We imagine a setting that will enhance the colour, patina, shape and symbolism, so as to create a piece of jewellery that, although sensitive to historical narrative and context, in its style is unmistakably modern.

Tanit Himera cuff 01

The Himera cuff features a 15 mm extremely fine (xf) bronze coin from the city of Himera in Sicily, minted around 420-408 BC, with an attractive brown patina. It is set in rose gold set in 18 karat rose gold opposite a lush pavé setting of 40 grey sapphires and black rhodium. This cuff is flexible and comfortable and the coin’s style and condition with an attractive dark patina, are considered extremely fine.

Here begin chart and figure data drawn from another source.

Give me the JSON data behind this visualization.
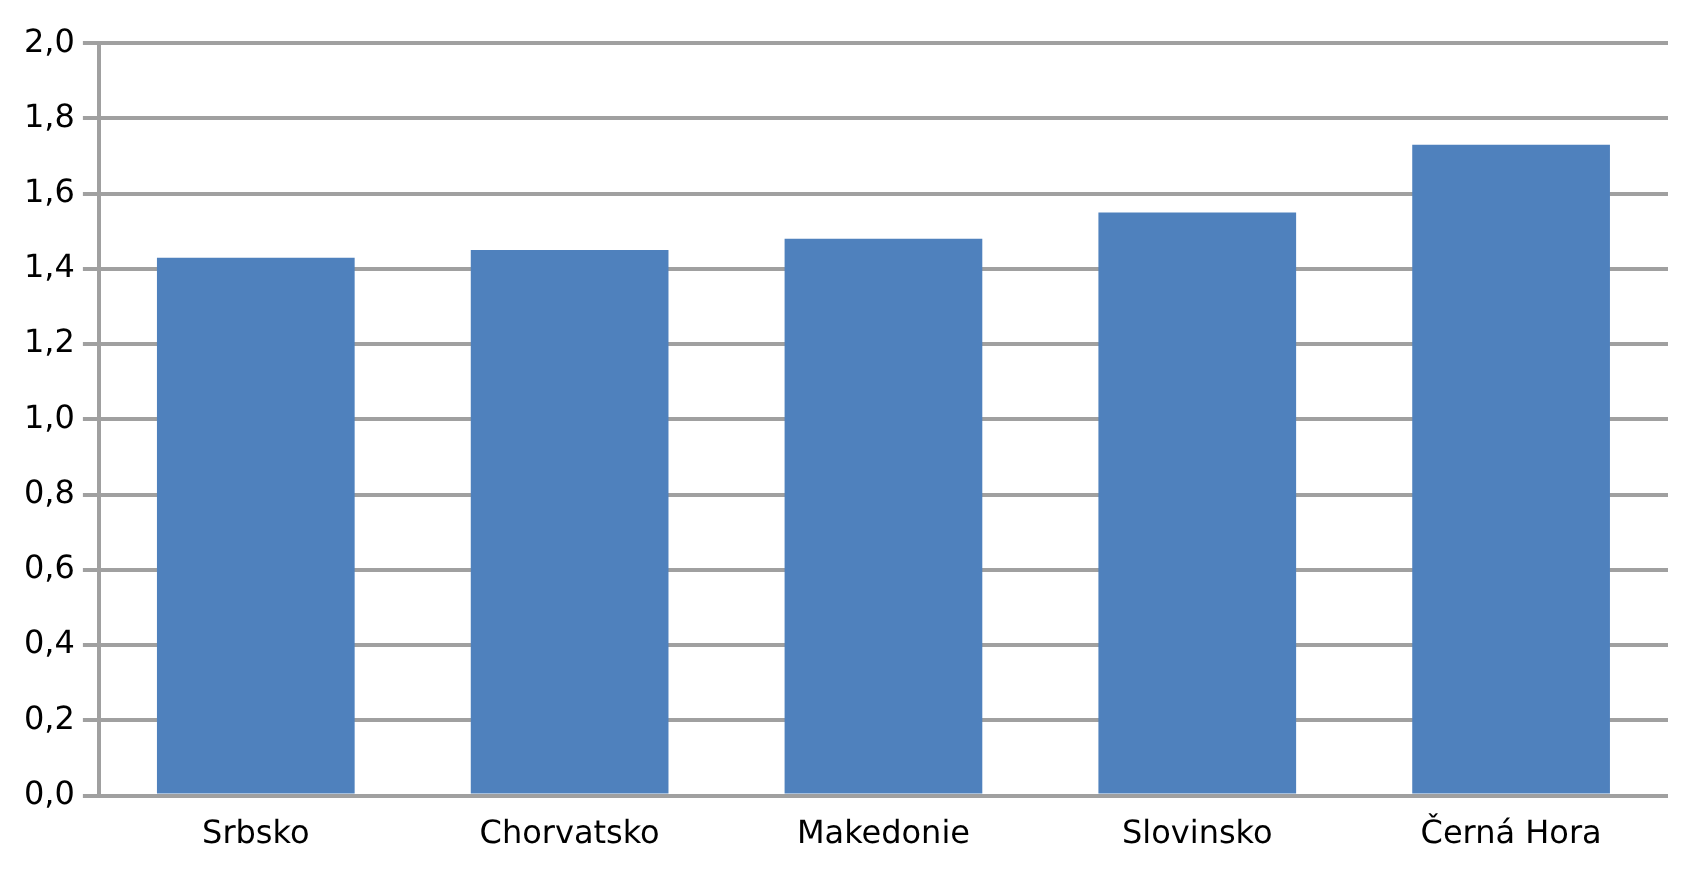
{
  "chart_data": {
    "type": "bar",
    "categories": [
      "Srbsko",
      "Chorvatsko",
      "Makedonie",
      "Slovinsko",
      "Černá Hora"
    ],
    "values": [
      1.43,
      1.45,
      1.48,
      1.55,
      1.73
    ],
    "color": "#4f81bd",
    "ylim": [
      0,
      2
    ],
    "yticks": [
      {
        "value": 0,
        "label": "0,0"
      },
      {
        "value": 0.2,
        "label": "0,2"
      },
      {
        "value": 0.4,
        "label": "0,4"
      },
      {
        "value": 0.6,
        "label": "0,6"
      },
      {
        "value": 0.8,
        "label": "0,8"
      },
      {
        "value": 1,
        "label": "1,0"
      },
      {
        "value": 1.2,
        "label": "1,2"
      },
      {
        "value": 1.4,
        "label": "1,4"
      },
      {
        "value": 1.6,
        "label": "1,6"
      },
      {
        "value": 1.8,
        "label": "1,8"
      },
      {
        "value": 2,
        "label": "2,0"
      }
    ],
    "grid": "y"
  }
}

The beautiful nimph Himera, represented here,  is wearing a sphendone, a pendant earring and a double necklace. The six pellets shown on the obverse and reverse sides of the coin indicate its value. The reverse also depicts a laurel wreath symbolising victory.

The nymph Himera was associated with Himera, a large and important ancient Greek city situated on the north coast of Sicily at the mouth of the river with the same name.  Nymphs who inhabited rivers, streams, lakes, marshes, fountains and springs of the earth were called Naiads. They were considered immortal, minor divinities who were invited to attend the assemblies of the gods on Mount Olympus, In Greek mythology, nymphs were considered personifications of creativity and nature, and were depicted as beautiful maidens.

These artefacts span thousands of years. We become their custodians, their curators, not to possess but to preserve and pass on to the next generations.